オノマトペと表現力の向上方法

オノマトペとは別名、擬音語とか言われるらしいのですがギャーギャー五月蠅い奴とか胸がドキドキするとかカタカナで表現した部分がそのオノマトペにあたりますが、高尚な文章を書く人は余りこのオノマトペを使わないような気がするので有りまして、それにまあ仕事で使う言葉なんてのも、クレーマーがやってきてギャーギャーと罵詈雑言を浴びせて長時間にわたって、店内に居座りましたなんて言葉でも表現しませんし、ましては文章を残すような場合ですとオノマトペを使う事は滅多にないと思いますが、この手の表現方法は他の諸外国に比べて日本語がかなり多い部類に分類されるそうで、個人的には状況を的確に表す為には、オノマトペをもっと使っても良いような気が致しますね。

例えばね、仮にあなたが遊園地の遊具の点検係だったと致しまして、ジェットコースターの点検中に動力部分から、金属同士が干渉してしまって大きな音を発している事を発見して、日報に記載するといった状況を仮定致しますと次のようになると思います。

普通の業務報告書
ジェットコースターの動力室においてチェーンの駆動部分のスプロケットの付け根より異音が発見されました。以上修理手配の程お願い致します。

まあ意味が通じてちゃんとメンテナンスが実行されていれば良いのだと思いますが、これにオノマトペを入れるとどうなるでしょうか?

ジェットコースターの動力室においてチェーンの駆動部分のスプロケットの付け根より部品が干渉してガチャガチャと大きな音を立てていて、結構危険だと思います。
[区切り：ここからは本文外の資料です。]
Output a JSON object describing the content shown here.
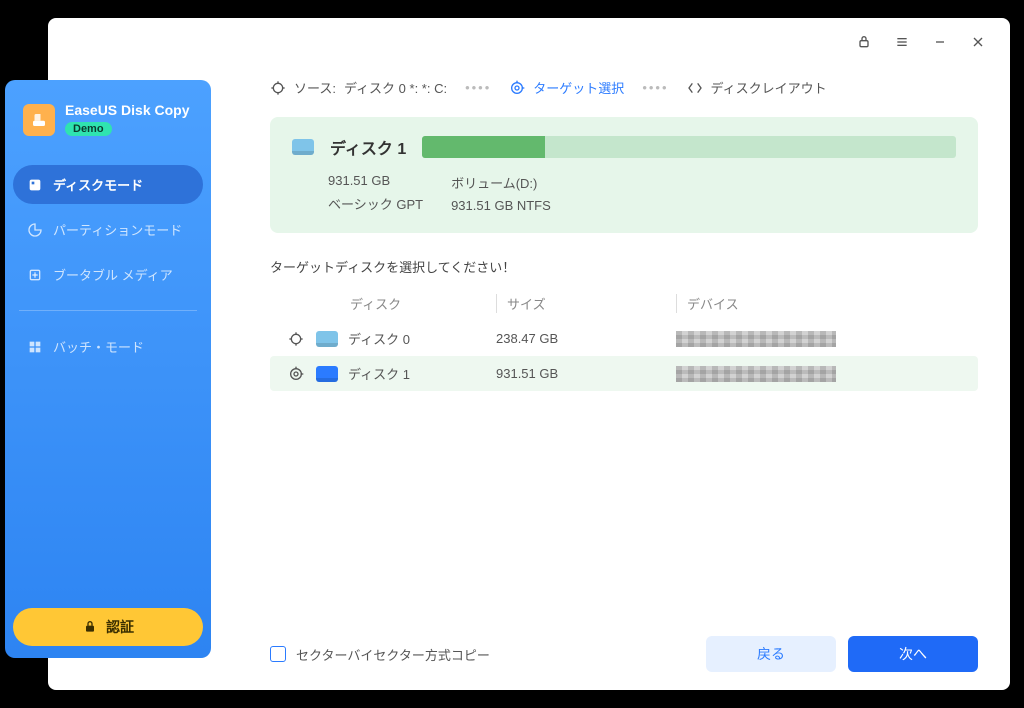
{
  "titlebar": {
    "lock": "lock",
    "menu": "menu",
    "min": "minimize",
    "close": "close"
  },
  "sidebar": {
    "title": "EaseUS Disk Copy",
    "badge": "Demo",
    "items": [
      {
        "label": "ディスクモード"
      },
      {
        "label": "パーティションモード"
      },
      {
        "label": "ブータブル メディア"
      },
      {
        "label": "バッチ・モード"
      }
    ],
    "auth_label": "認証"
  },
  "steps": {
    "source_prefix": "ソース:",
    "source_value": "ディスク 0 *: *: C:",
    "target_label": "ターゲット選択",
    "layout_label": "ディスクレイアウト"
  },
  "selected_disk": {
    "name": "ディスク 1",
    "size": "931.51 GB",
    "type": "ベーシック GPT",
    "volume_label": "ボリューム(D:)",
    "volume_detail": "931.51 GB NTFS",
    "fill_pct": 23
  },
  "prompt": "ターゲットディスクを選択してください！",
  "table": {
    "headers": {
      "disk": "ディスク",
      "size": "サイズ",
      "device": "デバイス"
    },
    "rows": [
      {
        "name": "ディスク 0",
        "size": "238.47 GB",
        "device": "████",
        "selected": false,
        "marker": "source"
      },
      {
        "name": "ディスク 1",
        "size": "931.51 GB",
        "device": "████",
        "selected": true,
        "marker": "target"
      }
    ]
  },
  "footer": {
    "checkbox_label": "セクターバイセクター方式コピー",
    "back": "戻る",
    "next": "次へ"
  }
}
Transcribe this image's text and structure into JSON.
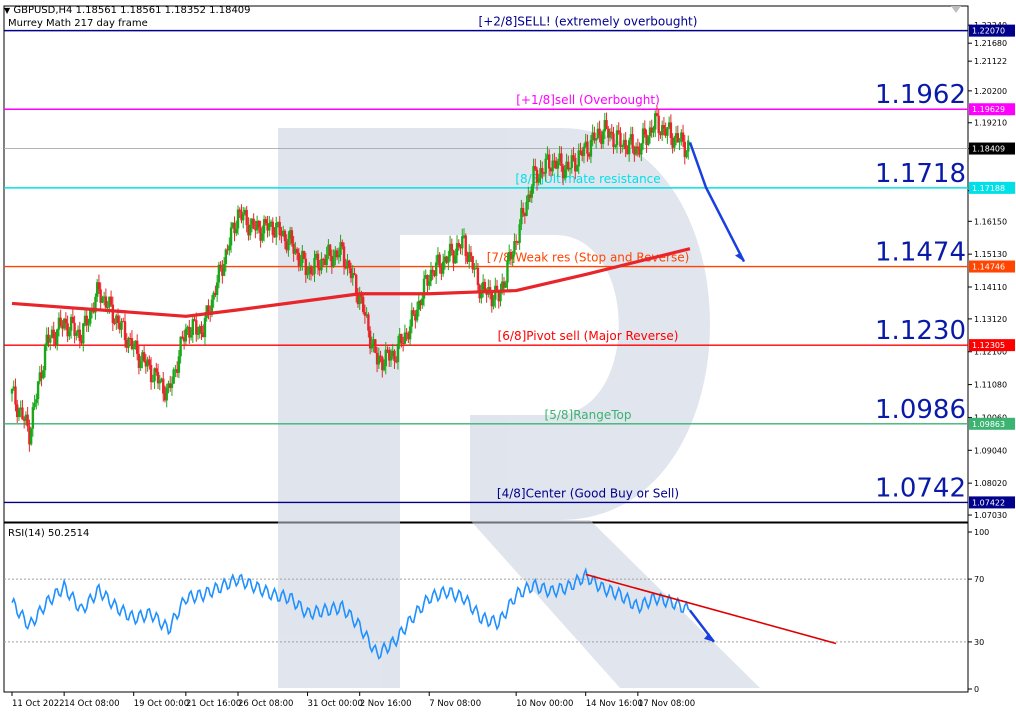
{
  "header": {
    "symbol_line": "GBPUSD,H4  1.18561 1.18561 1.18352 1.18409",
    "subtitle": "Murrey Math 217 day frame"
  },
  "rsi_panel": {
    "label": "RSI(14) 50.2514"
  },
  "chart_data": [
    {
      "type": "candlestick",
      "symbol": "GBPUSD",
      "timeframe": "H4",
      "last_bar": {
        "open": 1.18561,
        "high": 1.18561,
        "low": 1.18352,
        "close": 1.18409
      },
      "y_ticks": [
        "1.22240",
        "1.21680",
        "1.21122",
        "1.20200",
        "1.19210",
        "1.18409",
        "1.17100",
        "1.16150",
        "1.15130",
        "1.14110",
        "1.13120",
        "1.12100",
        "1.11080",
        "1.10060",
        "1.09040",
        "1.08020",
        "1.07030"
      ],
      "ylim": [
        1.07,
        1.224
      ],
      "x_ticks": [
        "11 Oct 2022",
        "14 Oct 08:00",
        "19 Oct 00:00",
        "21 Oct 16:00",
        "26 Oct 08:00",
        "31 Oct 00:00",
        "2 Nov 16:00",
        "7 Nov 08:00",
        "10 Nov 00:00",
        "14 Nov 16:00",
        "17 Nov 08:00"
      ],
      "price_path": [
        [
          "11 Oct 2022",
          1.108
        ],
        [
          "12 Oct",
          1.096
        ],
        [
          "13 Oct",
          1.124
        ],
        [
          "14 Oct 08:00",
          1.13
        ],
        [
          "15 Oct",
          1.126
        ],
        [
          "17 Oct",
          1.14
        ],
        [
          "18 Oct",
          1.131
        ],
        [
          "19 Oct 00:00",
          1.122
        ],
        [
          "20 Oct",
          1.115
        ],
        [
          "21 Oct",
          1.108
        ],
        [
          "21 Oct 16:00",
          1.128
        ],
        [
          "24 Oct",
          1.128
        ],
        [
          "25 Oct",
          1.146
        ],
        [
          "26 Oct 08:00",
          1.164
        ],
        [
          "27 Oct",
          1.159
        ],
        [
          "28 Oct",
          1.16
        ],
        [
          "29 Oct",
          1.155
        ],
        [
          "31 Oct 00:00",
          1.146
        ],
        [
          "1 Nov",
          1.15
        ],
        [
          "1 Nov 12:00",
          1.152
        ],
        [
          "2 Nov 16:00",
          1.138
        ],
        [
          "3 Nov",
          1.118
        ],
        [
          "4 Nov",
          1.12
        ],
        [
          "4 Nov 12:00",
          1.13
        ],
        [
          "7 Nov 08:00",
          1.145
        ],
        [
          "8 Nov",
          1.15
        ],
        [
          "8 Nov 12:00",
          1.155
        ],
        [
          "9 Nov",
          1.14
        ],
        [
          "9 Nov 12:00",
          1.138
        ],
        [
          "10 Nov 00:00",
          1.156
        ],
        [
          "10 Nov 12:00",
          1.175
        ],
        [
          "11 Nov",
          1.18
        ],
        [
          "14 Nov",
          1.178
        ],
        [
          "14 Nov 16:00",
          1.184
        ],
        [
          "15 Nov",
          1.19
        ],
        [
          "16 Nov",
          1.186
        ],
        [
          "17 Nov 08:00",
          1.184
        ],
        [
          "18 Nov",
          1.192
        ],
        [
          "18 Nov 08:00",
          1.188
        ],
        [
          "18 Nov 16:00",
          1.184
        ]
      ],
      "moving_average": [
        [
          "11 Oct 2022",
          1.136
        ],
        [
          "21 Oct 16:00",
          1.132
        ],
        [
          "26 Oct 08:00",
          1.134
        ],
        [
          "2 Nov 16:00",
          1.139
        ],
        [
          "7 Nov 08:00",
          1.139
        ],
        [
          "10 Nov 00:00",
          1.14
        ],
        [
          "14 Nov 16:00",
          1.145
        ],
        [
          "18 Nov 16:00",
          1.153
        ]
      ],
      "price_labels": [
        {
          "label": "[+2/8]SELL! (extremely overbought)",
          "value": 1.2207,
          "tag": "1.22070",
          "color": "#00008b"
        },
        {
          "label": "[+1/8]sell (Overbought)",
          "value": 1.19629,
          "tag": "1.19629",
          "big": "1.1962",
          "color": "#ff00ff"
        },
        {
          "label": "[8/8]Ultimate resistance",
          "value": 1.17188,
          "tag": "1.17188",
          "big": "1.1718",
          "color": "#00e0e8"
        },
        {
          "label": "[7/8]Weak res (Stop and Reverse)",
          "value": 1.14746,
          "tag": "1.14746",
          "big": "1.1474",
          "color": "#ff4500"
        },
        {
          "label": "[6/8]Pivot sell (Major Reverse)",
          "value": 1.12305,
          "tag": "1.12305",
          "big": "1.1230",
          "color": "#ff0000"
        },
        {
          "label": "[5/8]RangeTop",
          "value": 1.09863,
          "tag": "1.09863",
          "big": "1.0986",
          "color": "#3cb371"
        },
        {
          "label": "[4/8]Center (Good Buy or Sell)",
          "value": 1.07422,
          "tag": "1.07422",
          "big": "1.0742",
          "color": "#00008b"
        }
      ],
      "current_price": 1.18409,
      "forecast_arrow": [
        [
          "18 Nov 16:00",
          1.186
        ],
        [
          "19 Nov",
          1.172
        ],
        [
          "20 Nov",
          1.149
        ]
      ]
    },
    {
      "type": "line",
      "indicator": "RSI(14)",
      "current": 50.2514,
      "y_ticks": [
        "100",
        "70",
        "30",
        "0"
      ],
      "ylim": [
        0,
        100
      ],
      "levels": [
        70,
        30
      ],
      "values": [
        [
          "11 Oct 2022",
          55
        ],
        [
          "12 Oct",
          40
        ],
        [
          "13 Oct",
          55
        ],
        [
          "14 Oct 08:00",
          65
        ],
        [
          "15 Oct",
          50
        ],
        [
          "17 Oct",
          63
        ],
        [
          "18 Oct",
          52
        ],
        [
          "19 Oct 00:00",
          45
        ],
        [
          "20 Oct",
          48
        ],
        [
          "21 Oct",
          38
        ],
        [
          "21 Oct 16:00",
          58
        ],
        [
          "24 Oct",
          60
        ],
        [
          "25 Oct",
          65
        ],
        [
          "26 Oct 08:00",
          70
        ],
        [
          "27 Oct",
          65
        ],
        [
          "28 Oct",
          60
        ],
        [
          "29 Oct",
          58
        ],
        [
          "31 Oct 00:00",
          48
        ],
        [
          "1 Nov",
          50
        ],
        [
          "1 Nov 12:00",
          52
        ],
        [
          "2 Nov 16:00",
          40
        ],
        [
          "3 Nov",
          22
        ],
        [
          "4 Nov",
          30
        ],
        [
          "4 Nov 12:00",
          45
        ],
        [
          "7 Nov 08:00",
          58
        ],
        [
          "8 Nov",
          62
        ],
        [
          "8 Nov 12:00",
          58
        ],
        [
          "9 Nov",
          45
        ],
        [
          "9 Nov 12:00",
          42
        ],
        [
          "10 Nov 00:00",
          60
        ],
        [
          "10 Nov 12:00",
          66
        ],
        [
          "11 Nov",
          62
        ],
        [
          "14 Nov",
          65
        ],
        [
          "14 Nov 16:00",
          72
        ],
        [
          "15 Nov",
          64
        ],
        [
          "16 Nov",
          60
        ],
        [
          "17 Nov 08:00",
          52
        ],
        [
          "18 Nov",
          58
        ],
        [
          "18 Nov 08:00",
          55
        ],
        [
          "18 Nov 16:00",
          50
        ]
      ],
      "trendline": [
        [
          "14 Nov 16:00",
          73
        ],
        [
          "22 Nov",
          29
        ]
      ],
      "forecast_arrow": [
        [
          "18 Nov 16:00",
          50
        ],
        [
          "19 Nov",
          30
        ]
      ]
    }
  ],
  "colors": {
    "bull": "#1aa81a",
    "bear": "#e8252a",
    "ma": "#e8252a",
    "rsi": "#1e90ff",
    "arrow": "#1a3fe0",
    "watermark": "#c8d0e0"
  }
}
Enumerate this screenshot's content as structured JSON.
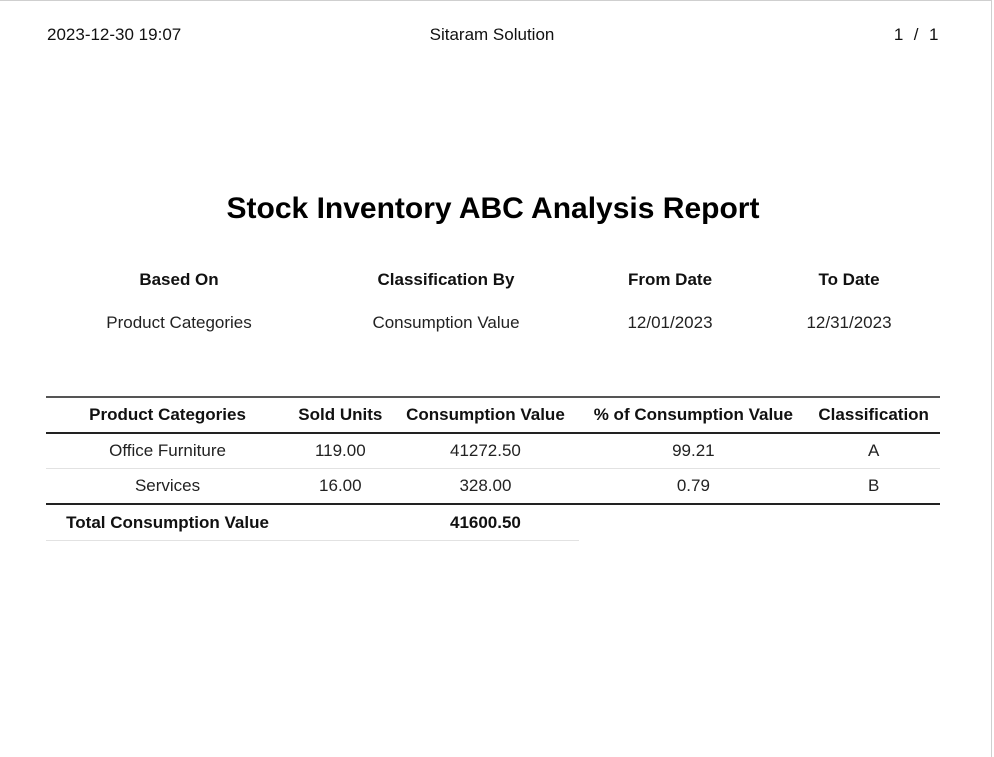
{
  "header": {
    "datetime": "2023-12-30 19:07",
    "company": "Sitaram Solution",
    "page_current": "1",
    "page_separator": "/",
    "page_total": "1"
  },
  "report": {
    "title": "Stock Inventory ABC Analysis Report"
  },
  "filters": {
    "based_on_label": "Based On",
    "based_on_value": "Product Categories",
    "classification_by_label": "Classification By",
    "classification_by_value": "Consumption Value",
    "from_date_label": "From Date",
    "from_date_value": "12/01/2023",
    "to_date_label": "To Date",
    "to_date_value": "12/31/2023"
  },
  "table": {
    "columns": [
      "Product Categories",
      "Sold Units",
      "Consumption Value",
      "% of Consumption Value",
      "Classification"
    ],
    "rows": [
      {
        "category": "Office Furniture",
        "sold_units": "119.00",
        "consumption_value": "41272.50",
        "pct_consumption_value": "99.21",
        "classification": "A"
      },
      {
        "category": "Services",
        "sold_units": "16.00",
        "consumption_value": "328.00",
        "pct_consumption_value": "0.79",
        "classification": "B"
      }
    ],
    "total": {
      "label": "Total Consumption Value",
      "value": "41600.50"
    }
  }
}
異音って言葉に置き換えてしまうと、それが単に金属同士がこすれ合ってキーキー出している音なのか、かなり本格的に干渉してしまっていて、ガチャガチャ音を立てている場合でも同じ異音がするって表現になってしまいますので、正確に状況が伝わらないと思うのですよね。

同じく例えば女の子が泣いているって表現でも、泣きじゃくっているって表現も有りますが、ワンワン泣いているって表現した場合とメソメソ泣いているって時と、シクシク泣いているって書いてある時とギャーギャー泣いている時では微妙に又は大幅に頭に思い浮かぶ情景が違うのでありますよね。

ですからね、妙に気取ってか格好を付けてか分かりませんが、正確に状況を伝えましょうって目的が有るのであれば、オノマトペを使わない文章ってのもどうかと思いますし、そーゆー所で部下の報告書などに文句を付ける上司は最低の上司だと私は思いますね。